The Murphy bed rapidly gained popularity as city life became vogue and space was at a premium. In 1925 the Murphy Bed Door Company moved its headquarters to New York City. During its heyday, the company produced more than 50,000 Murphy beds annually. World War II saw a widespread drop in the use of compact furniture with production limited due to a shortage of steel. After the war, returning G.I.’s were offered low-cost veterans mortgages and families began to move to the suburbs where they could have roomier homes. Families no longer needed space-saving products.
It wasn’t until the 1970’s that the Murphy bed resurgence began anew when a recession, oil embargos and high interest rates forced many Americans into smaller spaces.
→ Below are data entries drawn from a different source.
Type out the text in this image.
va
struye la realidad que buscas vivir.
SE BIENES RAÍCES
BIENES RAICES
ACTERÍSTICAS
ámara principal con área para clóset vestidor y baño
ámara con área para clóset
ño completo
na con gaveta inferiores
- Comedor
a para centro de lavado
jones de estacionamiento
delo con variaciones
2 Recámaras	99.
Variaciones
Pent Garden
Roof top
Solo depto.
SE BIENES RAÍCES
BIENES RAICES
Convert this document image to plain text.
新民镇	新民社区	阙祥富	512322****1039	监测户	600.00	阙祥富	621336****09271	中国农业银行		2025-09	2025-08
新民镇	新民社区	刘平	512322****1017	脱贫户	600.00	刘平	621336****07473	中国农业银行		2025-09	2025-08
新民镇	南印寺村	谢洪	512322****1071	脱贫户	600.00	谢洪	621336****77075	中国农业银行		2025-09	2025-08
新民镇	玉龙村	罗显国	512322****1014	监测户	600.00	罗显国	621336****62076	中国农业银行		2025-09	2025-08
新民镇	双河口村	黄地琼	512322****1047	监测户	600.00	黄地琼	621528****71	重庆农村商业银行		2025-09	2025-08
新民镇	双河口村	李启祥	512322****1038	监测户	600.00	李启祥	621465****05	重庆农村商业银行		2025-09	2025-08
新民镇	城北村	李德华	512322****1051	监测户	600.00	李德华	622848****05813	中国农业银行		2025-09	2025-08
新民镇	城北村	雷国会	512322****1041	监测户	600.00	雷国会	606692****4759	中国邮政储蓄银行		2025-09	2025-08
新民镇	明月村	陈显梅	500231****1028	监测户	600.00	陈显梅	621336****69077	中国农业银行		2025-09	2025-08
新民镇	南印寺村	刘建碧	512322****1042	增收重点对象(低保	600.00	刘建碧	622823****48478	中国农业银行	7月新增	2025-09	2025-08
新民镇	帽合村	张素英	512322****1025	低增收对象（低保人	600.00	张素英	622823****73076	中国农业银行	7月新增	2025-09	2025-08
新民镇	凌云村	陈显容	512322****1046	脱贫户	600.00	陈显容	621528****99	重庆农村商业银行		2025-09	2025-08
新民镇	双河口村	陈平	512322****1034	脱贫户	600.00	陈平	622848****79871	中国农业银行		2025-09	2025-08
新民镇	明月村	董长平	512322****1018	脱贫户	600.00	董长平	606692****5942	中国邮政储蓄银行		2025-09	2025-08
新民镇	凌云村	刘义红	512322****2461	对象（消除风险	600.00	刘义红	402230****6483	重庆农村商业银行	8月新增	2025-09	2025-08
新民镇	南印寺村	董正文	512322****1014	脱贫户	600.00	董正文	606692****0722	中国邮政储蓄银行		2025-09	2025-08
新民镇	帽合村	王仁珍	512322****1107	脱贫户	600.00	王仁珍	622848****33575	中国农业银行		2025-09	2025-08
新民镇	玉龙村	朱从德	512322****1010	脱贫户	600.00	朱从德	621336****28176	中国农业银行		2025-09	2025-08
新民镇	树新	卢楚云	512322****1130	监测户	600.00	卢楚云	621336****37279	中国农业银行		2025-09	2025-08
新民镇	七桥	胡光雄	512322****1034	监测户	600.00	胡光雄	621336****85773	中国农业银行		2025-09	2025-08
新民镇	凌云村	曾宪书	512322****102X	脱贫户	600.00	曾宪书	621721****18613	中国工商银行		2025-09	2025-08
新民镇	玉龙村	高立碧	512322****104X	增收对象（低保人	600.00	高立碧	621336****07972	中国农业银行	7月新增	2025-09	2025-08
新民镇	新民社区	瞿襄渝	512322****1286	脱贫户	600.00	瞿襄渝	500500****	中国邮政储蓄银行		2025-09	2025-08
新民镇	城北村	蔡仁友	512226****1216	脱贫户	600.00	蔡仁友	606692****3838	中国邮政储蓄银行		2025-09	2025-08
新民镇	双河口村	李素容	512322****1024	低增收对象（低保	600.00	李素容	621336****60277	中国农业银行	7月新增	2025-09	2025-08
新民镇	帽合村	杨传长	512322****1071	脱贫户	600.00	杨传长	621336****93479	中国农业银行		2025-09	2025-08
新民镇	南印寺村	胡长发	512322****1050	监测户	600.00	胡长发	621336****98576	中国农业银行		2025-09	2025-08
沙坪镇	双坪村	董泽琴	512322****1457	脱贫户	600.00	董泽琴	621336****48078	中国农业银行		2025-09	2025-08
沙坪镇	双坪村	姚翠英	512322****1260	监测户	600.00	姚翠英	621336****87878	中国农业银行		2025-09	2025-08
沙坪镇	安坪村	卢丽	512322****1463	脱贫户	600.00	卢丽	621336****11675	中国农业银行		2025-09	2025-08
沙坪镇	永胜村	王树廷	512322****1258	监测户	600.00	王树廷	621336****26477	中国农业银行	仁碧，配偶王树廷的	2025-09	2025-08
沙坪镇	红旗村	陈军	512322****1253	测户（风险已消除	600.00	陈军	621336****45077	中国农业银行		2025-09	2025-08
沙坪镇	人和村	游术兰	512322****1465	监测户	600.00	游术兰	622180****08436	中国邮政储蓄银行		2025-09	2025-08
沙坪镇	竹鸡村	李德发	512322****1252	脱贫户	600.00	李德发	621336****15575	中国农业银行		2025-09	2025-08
Several changes have brought about an increased interest in the Murphy bed. One is the way in which the beds are marketed.
Originally installed in a closet, today’s models are sold in conjunction with cabinets and other built-in furniture choices. This creates the option of combining a Murphy bed with a home office, increasingly essential in today’s home.
Lifestyle trends boosting the market for space-saving furniture include: well-heeled retirees abandoning their suburban homes for smaller condos, adult children staying at home, guest rooms doubling as home offices and young professional couples squeezing into tiny, expensive city apartments.